This repository contains the code to generate the winning solution of the Kaggle competition on indoor location and navigation organized by Microsoft Research.
Our team name: "Track me if you can".
Authors:
- Are Haartveit
- Dmitry Gordeev
- Tom Van de Wiele
References
Steps to obtain the approximate winning submission
- Clone the repository, it doesn't matter where you clone it to since the source code and data are disentangled.
- Create a project folder on a disk with at least 150GB of free space. Create a "Data" subfolder in your project folder. This will be referred to as "your data folder" in what follows.
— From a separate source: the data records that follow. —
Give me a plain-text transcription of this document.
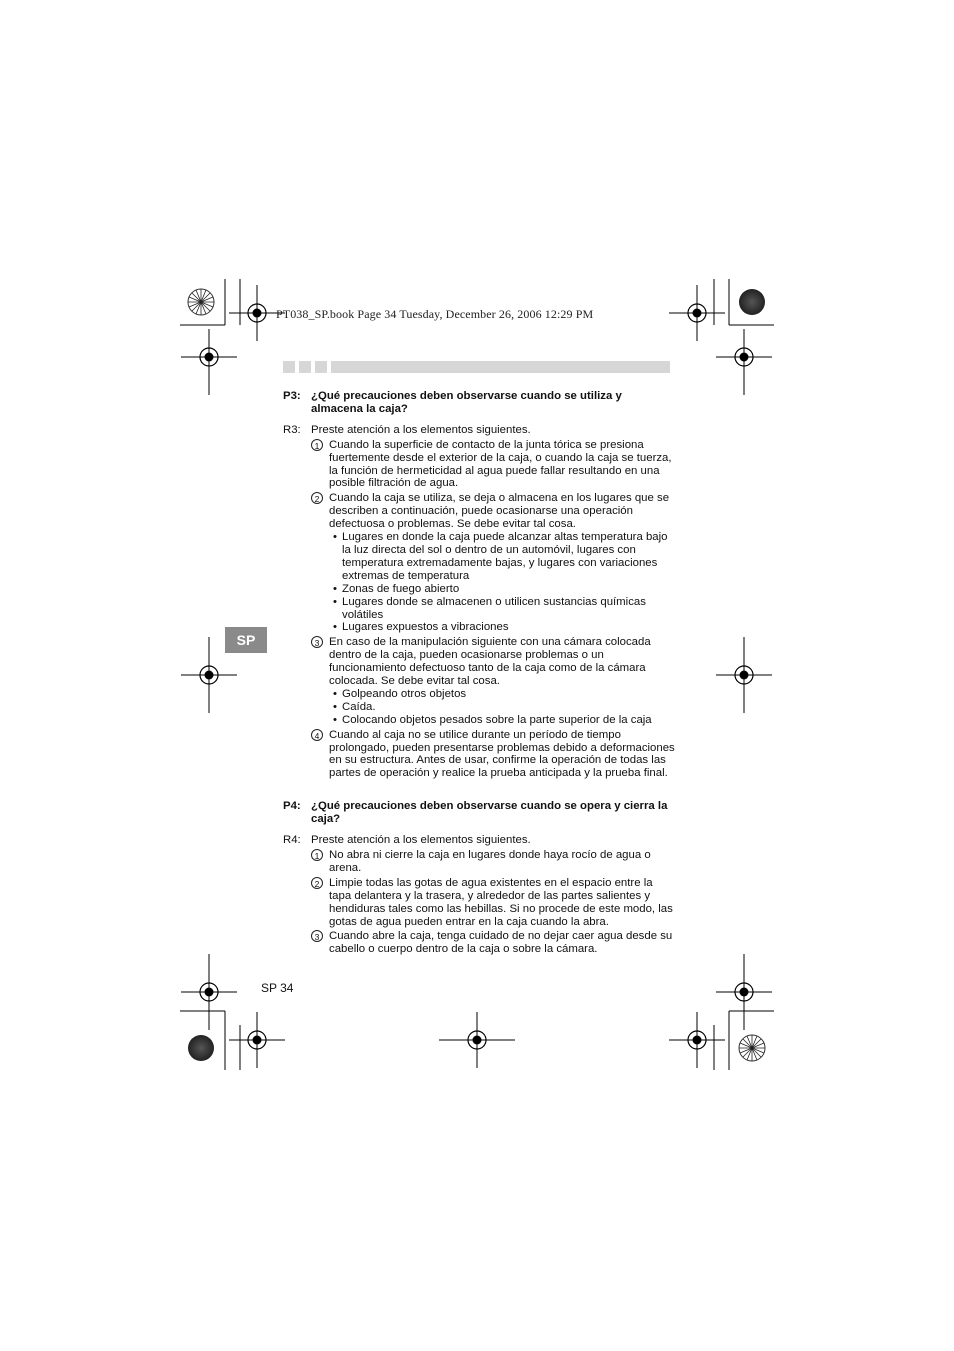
PT038_SP.book Page 34 Tuesday, December 26, 2006 12:29 PM
SP
P3: ¿Qué precauciones deben observarse cuando se utiliza y almacena la caja?
R3: Preste atención a los elementos siguientes.
1 Cuando la superficie de contacto de la junta tórica se presiona fuertemente desde el exterior de la caja, o cuando la caja se tuerza, la función de hermeticidad al agua puede fallar resultando en una posible filtración de agua.
2 Cuando la caja se utiliza, se deja o almacena en los lugares que se describen a continuación, puede ocasionarse una operación defectuosa o problemas. Se debe evitar tal cosa.
• Lugares en donde la caja puede alcanzar altas temperatura bajo la luz directa del sol o dentro de un automóvil, lugares con temperatura extremadamente bajas, y lugares con variaciones extremas de temperatura
• Zonas de fuego abierto
• Lugares donde se almacenen o utilicen sustancias químicas volátiles
• Lugares expuestos a vibraciones
3 En caso de la manipulación siguiente con una cámara colocada dentro de la caja, pueden ocasionarse problemas o un funcionamiento defectuoso tanto de la caja como de la cámara colocada. Se debe evitar tal cosa.
• Golpeando otros objetos
• Caída.
• Colocando objetos pesados sobre la parte superior de la caja
4 Cuando al caja no se utilice durante un período de tiempo prolongado, pueden presentarse problemas debido a deformaciones en su estructura. Antes de usar, confirme la operación de todas las partes de operación y realice la prueba anticipada y la prueba final.
P4: ¿Qué precauciones deben observarse cuando se opera y cierra la caja?
R4: Preste atención a los elementos siguientes.
1 No abra ni cierre la caja en lugares donde haya rocío de agua o arena.
2 Limpie todas las gotas de agua existentes en el espacio entre la tapa delantera y la trasera, y alrededor de las partes salientes y hendiduras tales como las hebillas. Si no procede de este modo, las gotas de agua pueden entrar en la caja cuando la abra.
3 Cuando abre la caja, tenga cuidado de no dejar caer agua desde su cabello o cuerpo dentro de la caja o sobre la cámara.
SP 34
- Download the raw text data from here and extract it into your data folder.
- Download the cleaned raw data from here and extract it into the "reference_preprocessed" subfolder of your data folder.
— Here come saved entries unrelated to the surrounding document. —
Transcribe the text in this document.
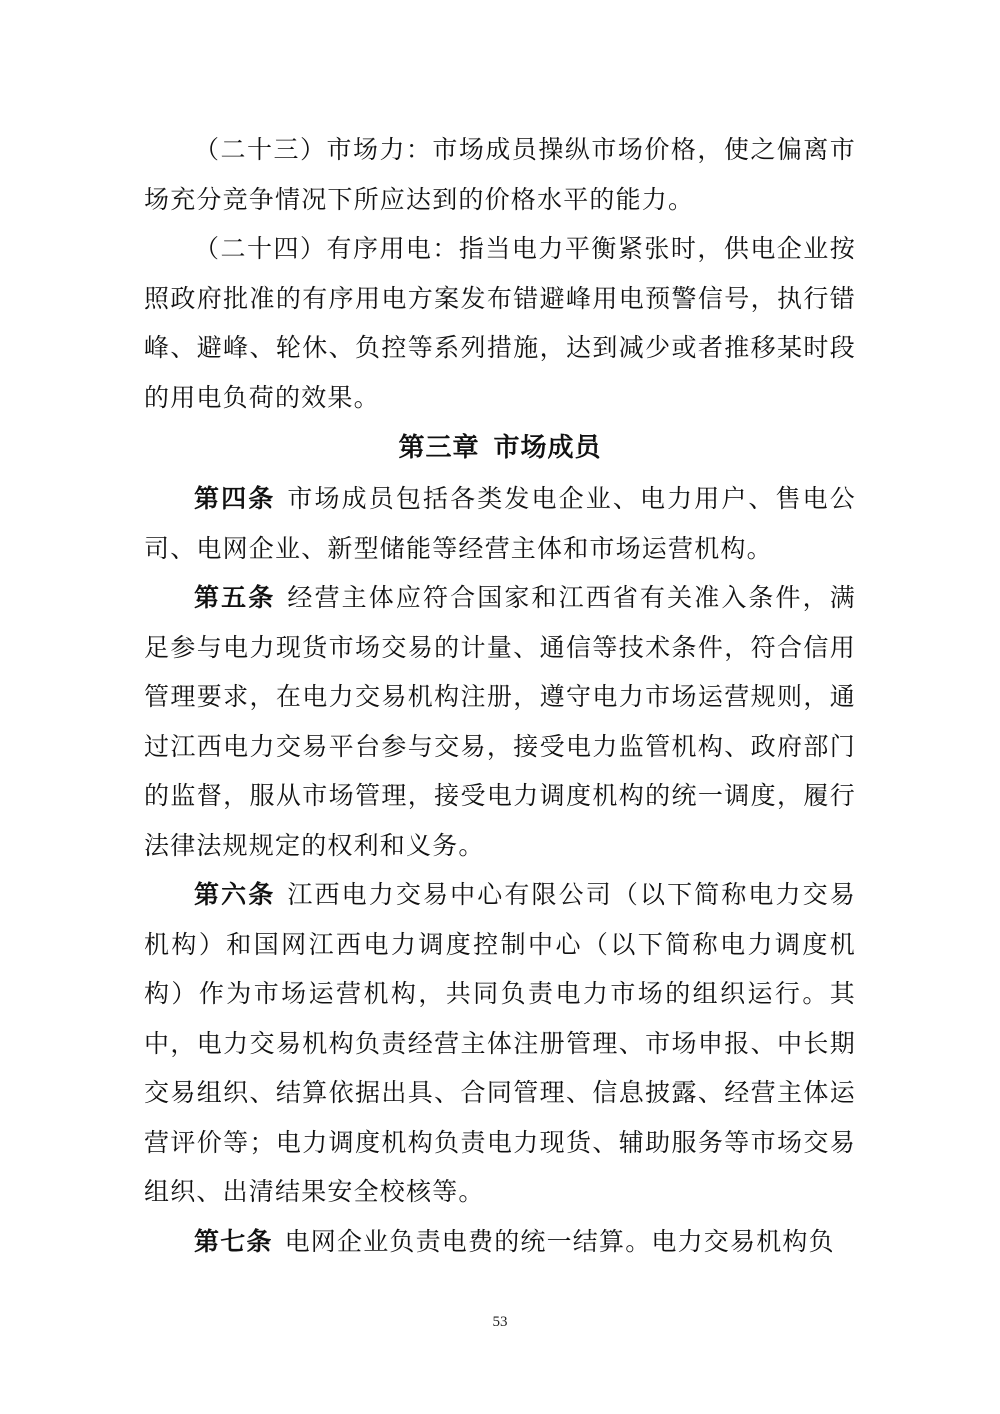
（二十三）市场力：市场成员操纵市场价格，使之偏离市场充分竞争情况下所应达到的价格水平的能力。

（二十四）有序用电：指当电力平衡紧张时，供电企业按照政府批准的有序用电方案发布错避峰用电预警信号，执行错峰、避峰、轮休、负控等系列措施，达到减少或者推移某时段的用电负荷的效果。

第三章 市场成员

第四条 市场成员包括各类发电企业、电力用户、售电公司、电网企业、新型储能等经营主体和市场运营机构。

第五条 经营主体应符合国家和江西省有关准入条件，满足参与电力现货市场交易的计量、通信等技术条件，符合信用管理要求，在电力交易机构注册，遵守电力市场运营规则，通过江西电力交易平台参与交易，接受电力监管机构、政府部门的监督，服从市场管理，接受电力调度机构的统一调度，履行法律法规规定的权利和义务。

第六条 江西电力交易中心有限公司（以下简称电力交易机构）和国网江西电力调度控制中心（以下简称电力调度机构）作为市场运营机构，共同负责电力市场的组织运行。其中，电力交易机构负责经营主体注册管理、市场申报、中长期交易组织、结算依据出具、合同管理、信息披露、经营主体运营评价等；电力调度机构负责电力现货、辅助服务等市场交易组织、出清结果安全校核等。

第七条 电网企业负责电费的统一结算。电力交易机构负

53
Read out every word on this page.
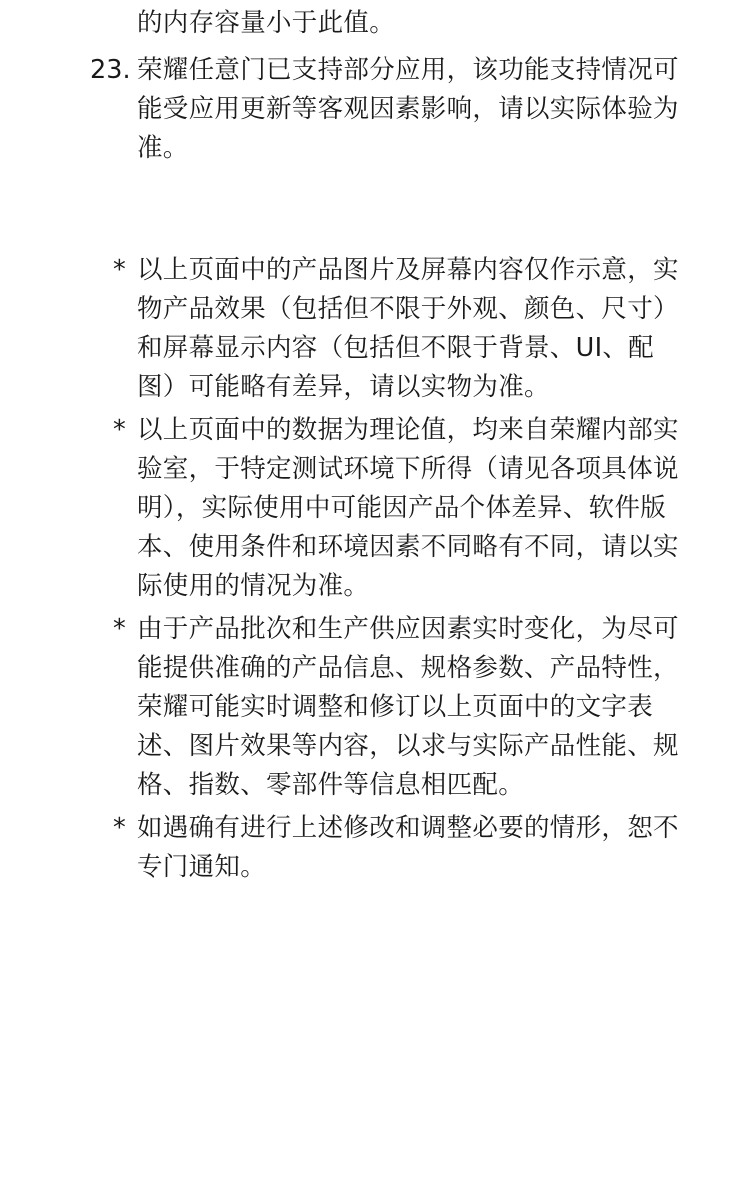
的内存容量小于此值。
23. 荣耀任意门已支持部分应用，该功能支持情况可
能受应用更新等客观因素影响，请以实际体验为
准。
* 以上页面中的产品图片及屏幕内容仅作示意，实
物产品效果（包括但不限于外观、颜色、尺寸）
和屏幕显示内容（包括但不限于背景、UI、配
图）可能略有差异，请以实物为准。
* 以上页面中的数据为理论值，均来自荣耀内部实
验室，于特定测试环境下所得（请见各项具体说
明），实际使用中可能因产品个体差异、软件版
本、使用条件和环境因素不同略有不同，请以实
际使用的情况为准。
* 由于产品批次和生产供应因素实时变化，为尽可
能提供准确的产品信息、规格参数、产品特性，
荣耀可能实时调整和修订以上页面中的文字表
述、图片效果等内容，以求与实际产品性能、规
格、指数、零部件等信息相匹配。
* 如遇确有进行上述修改和调整必要的情形，恕不
专门通知。
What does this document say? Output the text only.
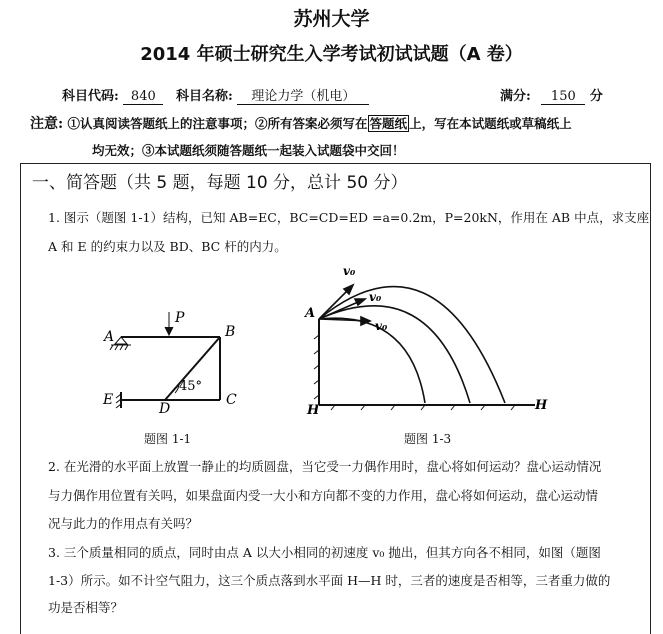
苏州大学
2014 年硕士研究生入学考试初试试题（A 卷）
科目代码: 840	科目名称: 理论力学（机电）	满分: 150 分
注意: ①认真阅读答题纸上的注意事项；②所有答案必须写在 答题纸 上，写在本试题纸或草稿纸上
均无效；③本试题纸须随答题纸一起装入试题袋中交回！
一、简答题（共 5 题，每题 10 分，总计 50 分）
1. 图示（题图 1-1）结构，已知 AB=EC，BC=CD=ED =a=0.2m，P=20kN，作用在 AB 中点，求支座
A 和 E 的约束力以及 BD、BC 杆的内力。
A
P
B
E
D
C
45°
题图 1-1
A
H	H
v₀
v₀
v₀
题图 1-3
2. 在光滑的水平面上放置一静止的均质圆盘，当它受一力偶作用时，盘心将如何运动？盘心运动情况
与力偶作用位置有关吗，如果盘面内受一大小和方向都不变的力作用，盘心将如何运动，盘心运动情
况与此力的作用点有关吗？
3. 三个质量相同的质点，同时由点 A 以大小相同的初速度 v₀ 抛出，但其方向各不相同，如图（题图
1-3）所示。如不计空气阻力，这三个质点落到水平面 H—H 时，三者的速度是否相等，三者重力做的
功是否相等？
- Add your data folder to line 19 in src/utils.py.
- Run main.py.
If all goes well, the pipeline should create a "final_submissions" subfolder in your data folder with two final submissions. Note that these are likely slightly different from our actual submissions due to inherent training stochasticity. When you make a late submit of these submissions to the leaderboard, you should obtain a private score around 1.5, which can be further reduced to about 1.3 after fixing the private test floor predictions (not part of this repository).
Main script parameters
- Mode ("-m" or "--mode"). Default: 'test'. Select from ('valid', 'test').
- Suppress multipricessing ("-s"). Default: no suppression of multiprocessing.
- Fast (and bad) sensor models ("-f"). Default: no fast sensor models. Mostly useful for verifying that all dependencies are in place. Ignored when copying sensor models (next parameter).
- Copy sensor predictions ("-c"). Default: no copying of pretrained sensor predictions. Useful if you want to speed up the pipeline since training sensor models is the slowest part.
Hardware requirements
Due to the size of the data set, you need at least 32 GB RAM to be able to run the pipeline successfully.
Known issues
- If you run out of memory, try running the pipeline again. It should continue where it left it in the previous run.